Search code examples
recursiontail-recursionfactor-lang

Complex-recursive stack effects?


USING: accessors html.parser.analyzer io kernel math namespaces
  present regexp sequences ;
IN: all-roads-to-wiki

SYMBOL: G

: match-good-pages ( a -- ?/f )
  R/ \/wiki\/[^:]*$/ first-match ;

: filter-urls ( tags -- urls )
  find-hrefs [ present ]     map
  [ match-good-pages ]       filter
  [ match-good-pages seq>> ] map ;

: findpath ( url -- url )
  G get =
  [
     ! false
  ]
  [ scrape-html nip
    [
      dup "title" find-by-name drop 1 + swap nth
      text>> R/ - Wikipedia,/ re-split first print
    ]
    [
      "bodyContent" find-by-id-between filter-urls [ findpath ] map
    ] bi
  ] if ; inline recursive

: allroads-entry ( -- a )
  readln "http://en.wikipedia.org/wiki/" prepend G set-global
  "enwp.org/Special:Random" findpath ; inline

The above code will recurse over every link on Wikipedia until it finds the one it's looking for.

That's okay, because (hopefully) findpath will eventually "return" (i.e. not call itself again) and leave a huge nested data structure on the stack. But when I try to compile this, I get an unbalanced-recursion error:

The recursive word “findpath” leaves with the stack having the wrong height

unbalanced-recursion: Thrown when stack effect inference determines that an inline recursive word has an incorrect stack effect declaration.

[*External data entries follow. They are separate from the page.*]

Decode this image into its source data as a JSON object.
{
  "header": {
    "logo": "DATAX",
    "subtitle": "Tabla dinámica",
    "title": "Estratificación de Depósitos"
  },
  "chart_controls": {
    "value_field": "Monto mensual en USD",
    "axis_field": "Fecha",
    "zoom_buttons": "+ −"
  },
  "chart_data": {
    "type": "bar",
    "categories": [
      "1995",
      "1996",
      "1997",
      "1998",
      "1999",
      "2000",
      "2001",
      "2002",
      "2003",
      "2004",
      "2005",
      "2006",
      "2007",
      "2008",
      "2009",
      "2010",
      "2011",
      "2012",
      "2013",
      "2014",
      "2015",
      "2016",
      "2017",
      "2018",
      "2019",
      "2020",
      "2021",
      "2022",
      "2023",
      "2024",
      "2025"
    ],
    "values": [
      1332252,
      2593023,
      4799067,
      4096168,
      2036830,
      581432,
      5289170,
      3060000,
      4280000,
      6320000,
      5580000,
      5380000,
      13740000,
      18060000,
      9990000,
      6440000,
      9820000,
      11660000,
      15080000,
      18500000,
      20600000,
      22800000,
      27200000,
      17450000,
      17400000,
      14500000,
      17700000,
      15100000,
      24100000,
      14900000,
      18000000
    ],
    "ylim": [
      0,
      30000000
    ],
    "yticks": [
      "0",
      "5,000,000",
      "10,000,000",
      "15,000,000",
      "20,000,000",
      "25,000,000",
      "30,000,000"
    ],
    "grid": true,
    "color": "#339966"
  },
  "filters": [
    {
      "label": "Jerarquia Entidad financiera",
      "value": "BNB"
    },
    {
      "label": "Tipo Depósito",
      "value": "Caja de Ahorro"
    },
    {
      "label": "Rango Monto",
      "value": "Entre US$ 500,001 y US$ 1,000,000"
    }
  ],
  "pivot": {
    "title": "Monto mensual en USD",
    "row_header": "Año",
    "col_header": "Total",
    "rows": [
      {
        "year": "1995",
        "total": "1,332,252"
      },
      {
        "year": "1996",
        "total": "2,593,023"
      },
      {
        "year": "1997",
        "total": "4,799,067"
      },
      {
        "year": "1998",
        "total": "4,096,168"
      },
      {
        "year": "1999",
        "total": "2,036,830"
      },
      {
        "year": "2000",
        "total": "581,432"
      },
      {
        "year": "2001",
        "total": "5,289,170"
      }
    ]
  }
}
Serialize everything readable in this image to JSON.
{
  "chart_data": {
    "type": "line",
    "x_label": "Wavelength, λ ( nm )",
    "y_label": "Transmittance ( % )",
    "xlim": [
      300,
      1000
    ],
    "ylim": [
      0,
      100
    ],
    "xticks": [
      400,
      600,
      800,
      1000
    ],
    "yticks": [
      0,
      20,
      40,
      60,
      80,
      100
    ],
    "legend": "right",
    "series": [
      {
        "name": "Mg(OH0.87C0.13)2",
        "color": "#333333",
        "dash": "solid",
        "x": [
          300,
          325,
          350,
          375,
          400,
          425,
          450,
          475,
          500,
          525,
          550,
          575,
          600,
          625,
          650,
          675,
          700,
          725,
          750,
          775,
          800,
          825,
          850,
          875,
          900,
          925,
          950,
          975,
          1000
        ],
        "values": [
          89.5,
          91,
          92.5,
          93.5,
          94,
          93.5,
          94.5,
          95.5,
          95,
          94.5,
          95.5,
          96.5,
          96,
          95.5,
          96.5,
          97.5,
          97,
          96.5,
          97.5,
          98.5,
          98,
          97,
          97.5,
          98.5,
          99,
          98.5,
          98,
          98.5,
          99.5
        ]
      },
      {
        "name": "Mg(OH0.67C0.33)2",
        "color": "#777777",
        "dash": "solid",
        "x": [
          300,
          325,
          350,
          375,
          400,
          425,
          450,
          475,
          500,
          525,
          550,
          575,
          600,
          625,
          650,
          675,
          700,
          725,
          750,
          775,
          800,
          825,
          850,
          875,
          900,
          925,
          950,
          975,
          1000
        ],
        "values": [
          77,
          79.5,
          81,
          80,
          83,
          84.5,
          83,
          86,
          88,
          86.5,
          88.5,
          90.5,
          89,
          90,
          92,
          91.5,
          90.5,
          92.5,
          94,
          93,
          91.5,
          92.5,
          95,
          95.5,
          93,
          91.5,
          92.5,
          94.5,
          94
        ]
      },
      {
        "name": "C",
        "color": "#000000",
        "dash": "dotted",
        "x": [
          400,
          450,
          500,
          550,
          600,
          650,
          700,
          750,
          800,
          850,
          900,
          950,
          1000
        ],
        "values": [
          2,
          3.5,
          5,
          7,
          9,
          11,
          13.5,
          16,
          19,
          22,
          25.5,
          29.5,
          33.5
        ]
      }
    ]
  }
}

No matter what I do, Factor (understandably) complains about the stack effect not matching up. What do I have to do to get this to recurse properly?


Solution

  • Look closely at the find-path word. I'll add comments so that you can see what is on the stack:

    : findpath ( url -- url )
        ! 1 item: { url }
        G 
        ! 2 items: { url G }
        get 
        ! 2 items: { url value-of-G }
        =
        ! 1: item { t/f }
        [
           ! 0 items!!!!
           ! false
        ]
        [ scrape-html nip
            [
                dup "title" find-by-name drop 1 + swap nth
                text>> R/ - Wikipedia,/ re-split first print
            ]
            [
                "bodyContent" find-by-id-between filter-urls 
                [ findpath ] map
            ] bi
        ] if ; inline recursive
    

    The if combinator consumes the last item on the stack so this code can't possibly work. Here is working code for the findpath word:

    : page-title ( seq -- title )
        dup "title" find-by-name drop 1 + swap nth
        text>> R/ - Wikipedia,/ re-split first ;
    
    : page-links ( seq -- links )
        "bodyContent" find-by-id-between filter-urls ;
    
    : scrape-en-wiki-url ( wiki-url -- seq )
        "https://en.wikipedia.org" prepend
        dup print flush scrape-html nip ;
    
    : found-url? ( wiki-url -- ? )
        G get [ = ] [ drop t ] if* ;
    
    : findpath ( wiki-url -- seq/f )
        dup found-url?
        [ drop f G set f ] [
            scrape-en-wiki-url
            [ page-title print flush ] [
                page-links [ findpath ] map
            ] bi
        ] if ; inline recursive
    

    Also take a look at the Wikipedia vocab which is meant for tasks like these.